Jakim trzeba być człowiekiem który woli pielęgnować swoją uraze przy takiej smutnej sytuacji. Ehhh dobrze ze tak się stało teraz się odpieprzy
Co za teściowa.. nie bez powodu są te kawały o teściowych.. Zamiast skupić się na waszej stracie to ona o jakieś głupoty się czepia.. Jak to niektórzy ludzie lubią sami sobie stwarzać problemy, nie widzą, że może być gorzej.
Z moja teściową niby ok, ale tez czasami bywa tak, że z czymś się nie zgadzamy, albo w coś się wtrąci, choć rzadko (mieszkamy razem z nią). Ja od razu jej mówię prosto z mostu, co jest nie tak.. Mój m też mówi w prost (on to w ogóle ma czasami za długi jęzor, dość, że nerwus to jeszcze szczery do bólu).

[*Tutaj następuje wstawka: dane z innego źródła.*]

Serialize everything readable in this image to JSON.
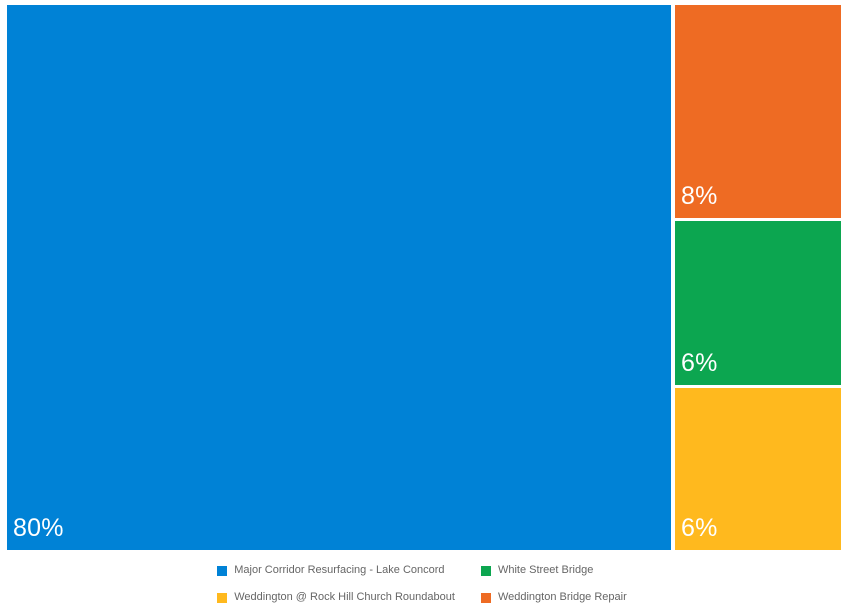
{
  "chart_data": {
    "type": "treemap",
    "title": "",
    "legend_position": "bottom",
    "label_color": "#FFFFFF",
    "background": "#FFFFFF",
    "items": [
      {
        "name": "Major Corridor Resurfacing - Lake Concord",
        "value_pct": 80,
        "label": "80%",
        "color": "#0082D6"
      },
      {
        "name": "Weddington Bridge Repair",
        "value_pct": 8,
        "label": "8%",
        "color": "#EE6B23"
      },
      {
        "name": "White Street Bridge",
        "value_pct": 6,
        "label": "6%",
        "color": "#0CA650"
      },
      {
        "name": "Weddington @ Rock Hill Church Roundabout",
        "value_pct": 6,
        "label": "6%",
        "color": "#FFB91E"
      }
    ],
    "legend": [
      {
        "label": "Major Corridor Resurfacing - Lake Concord",
        "color": "#0082D6"
      },
      {
        "label": "White Street Bridge",
        "color": "#0CA650"
      },
      {
        "label": "Weddington @ Rock Hill Church Roundabout",
        "color": "#FFB91E"
      },
      {
        "label": "Weddington Bridge Repair",
        "color": "#EE6B23"
      }
    ]
  }
}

Dobrze, że Twój się postawił, tak trzeba. Mam koleżankę, one ma teściową, która we wszystko się wtrąca, chce wychowywać jej syna, a mąż cicho siedzi, bo się boi, że mamusia się obrazi. Nie do pomyślenia!

@cheebay to rzeczywiście my w Polsce mamy dobrze, chyba trzeba zacząć to doceniać..
Nie martw się tym serduszkiem, na pewno jest wszystko w porządku. I tak jak mówi Natalia nic nie kupuj, bo to tylko przysporzy Ci jeszcze więcej zmartwień.